Le Pavillon du Calife, en deux actes, suivi d'un intermède, du Cercle, comédie, et du ballet-pantomime de Jason et Médée, au profit de Vestris.

N'offrez point à mes sens de mollesse accablés
Tous les parfums de Flore à-la-fois exhalés.

Trois pièces en une séance de six ou sept heures, c'est beaucoup pour un jour, et pour des Français ; mais le spectacle était varié, et il a commencé par l'opéra qui a fait vivement désirer le reste. Si tout avait été bon, il y aurait eu véritablement satiété. En conséquence, on nous a donné un opéra détestable, qui a fait trouver l'intermède charmant, la comédie assez agréable, et le ballet très-beau. Ainsi la soirée, ou plutôt la nuit, a été partagée entre l'ennui et le plaisir ; et il faut admirer, dans la distribution, le jugement de l'ordonnateur ; car l'ennui est venu le premier, il n'eût pas été supportable après le plaisir qu'il a mieux fait goûter.

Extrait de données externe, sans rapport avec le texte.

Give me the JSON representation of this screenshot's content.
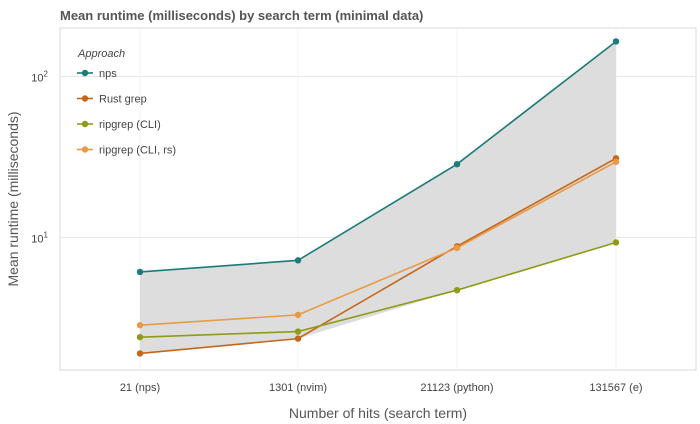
{
  "chart_data": {
    "type": "line",
    "title": "Mean runtime (milliseconds) by search term (minimal data)",
    "xlabel": "Number of hits (search term)",
    "ylabel": "Mean runtime (milliseconds)",
    "categories": [
      "21 (nps)",
      "1301 (nvim)",
      "21123 (python)",
      "131567 (e)"
    ],
    "y_scale": "log10",
    "ylim": [
      1.5,
      200
    ],
    "y_ticks": [
      {
        "value": 10,
        "base": "10",
        "exp": "1"
      },
      {
        "value": 100,
        "base": "10",
        "exp": "2"
      }
    ],
    "grid": true,
    "band_between_min_max": true,
    "legend": {
      "title": "Approach",
      "position": "top-left"
    },
    "series": [
      {
        "name": "nps",
        "color": "#1b7b7b",
        "values": [
          6.1,
          7.2,
          28.5,
          165
        ]
      },
      {
        "name": "Rust grep",
        "color": "#c4671a",
        "values": [
          1.9,
          2.35,
          8.8,
          31
        ]
      },
      {
        "name": "ripgrep (CLI)",
        "color": "#8f9a16",
        "values": [
          2.4,
          2.6,
          4.7,
          9.3
        ]
      },
      {
        "name": "ripgrep (CLI, rs)",
        "color": "#e89a45",
        "values": [
          2.85,
          3.3,
          8.6,
          29.5
        ]
      }
    ],
    "band_color": "#dddddd"
  }
}
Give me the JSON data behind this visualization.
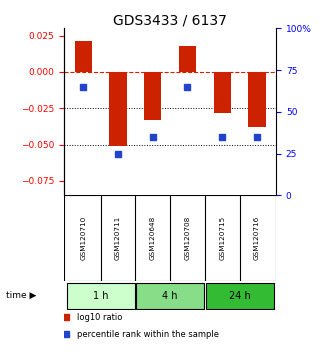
{
  "title": "GDS3433 / 6137",
  "samples": [
    "GSM120710",
    "GSM120711",
    "GSM120648",
    "GSM120708",
    "GSM120715",
    "GSM120716"
  ],
  "log10_ratio": [
    0.021,
    -0.051,
    -0.033,
    0.018,
    -0.028,
    -0.038
  ],
  "percentile_rank": [
    65,
    25,
    35,
    65,
    35,
    35
  ],
  "ylim_left": [
    -0.085,
    0.03
  ],
  "ylim_right": [
    0,
    100
  ],
  "yticks_left": [
    0.025,
    0.0,
    -0.025,
    -0.05,
    -0.075
  ],
  "yticks_right": [
    100,
    75,
    50,
    25,
    0
  ],
  "time_groups": [
    {
      "label": "1 h",
      "samples": [
        0,
        1
      ],
      "color": "#ccffcc"
    },
    {
      "label": "4 h",
      "samples": [
        2,
        3
      ],
      "color": "#88dd88"
    },
    {
      "label": "24 h",
      "samples": [
        4,
        5
      ],
      "color": "#33bb33"
    }
  ],
  "bar_color": "#cc2200",
  "point_color": "#2244cc",
  "zero_line_color": "#cc2200",
  "grid_color": "#000000",
  "bar_width": 0.5,
  "legend_items": [
    {
      "color": "#cc2200",
      "label": "log10 ratio"
    },
    {
      "color": "#2244cc",
      "label": "percentile rank within the sample"
    }
  ],
  "background_color": "#ffffff",
  "sample_label_bg": "#cccccc"
}
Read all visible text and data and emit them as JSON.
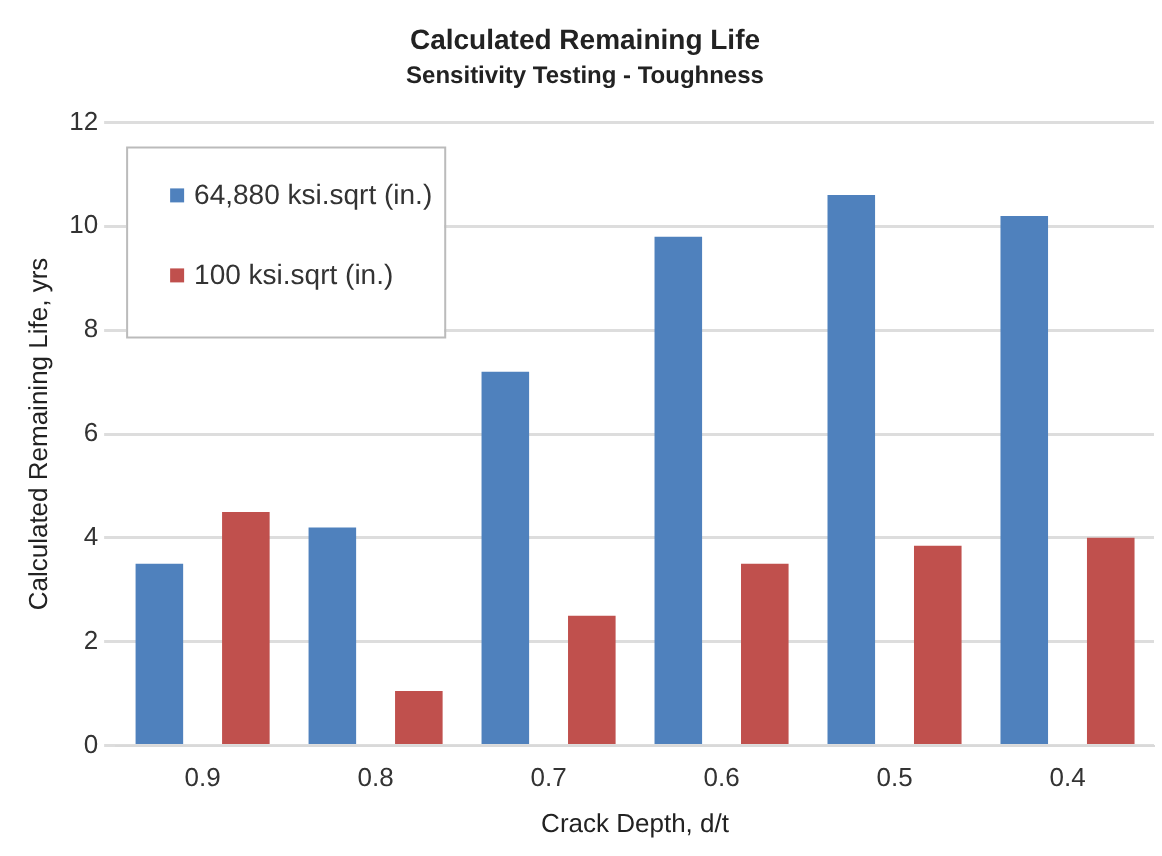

Le sujet du Pavillon est tiré des Mille et Une Nuits. Azem, gouverneur d'Alep, et sa fille Zobeïde, ont encouru la disgrace du calife Almanzor, abusé par de faux rapports. Zobeïde est partie pour tâcher de parvenir jusqu'au trône du souverain, afin de le désabuser. Pendant qu'elle est en route, Almanzor de son côté, déguisé en pêcheur,

      Assez loin des murs de la ville,
Errait pour s'assurer si tout était tranquille,

Il entend des cris sur les bords du Tigre : un objet adorable était surpris par des brigands ; c'était Zobeïde qu'il ne connaissait pas. Almanzor vole à son secours, tue le chef des bandits, fait fuir les autres, aime subitement, est aimé de même, et laisse aller sa maîtresse qui lui dit qu'elle se rend dans un asyle offert à son malheur par l'amitié. La première chose qu'il fait le lendemain, c'est de l'envoyer chercher. Elle avait disparu avec son hôtesse, et voilà le calife au désespoir, comme de raison. Elle s'était rendue à Bagdad, accompagnée de Fatmé, son amie. Elles vont trouver Rustan, bostangi attaché au pavillon des fleurs, qui devient aussi amoureux de Zobeïde, et demande aux deux amies comment elles trouvent Rustan. Fatmé répond :

Qu'il est d'une humeur agréable ;

Et vous ? dit-il à Zobeïde.

Zobeïde.

                   . . . Il est complaisant,
Sensible, humain et bienfaisant.

Rustan.

Est-ce là tout ?

Fatmé.

Et très-aimable.

Rustan, à Zobeïde.

Est-il aimable ?

Zobeïde, Fatmé.

Très-aimable.

Rustan , ravi de joie, fait entendre à Zobeïde que demain il tombe à ses genoux. Elle en est alarmée.

Fatmé.

                            Laissons-le dire.
Il est chez lui dans ce moment.

Zobeïde veut prendre congé de Rustan. Il s'oppose à ce qu'elle sorte sans prendre quelque rafraîchissement.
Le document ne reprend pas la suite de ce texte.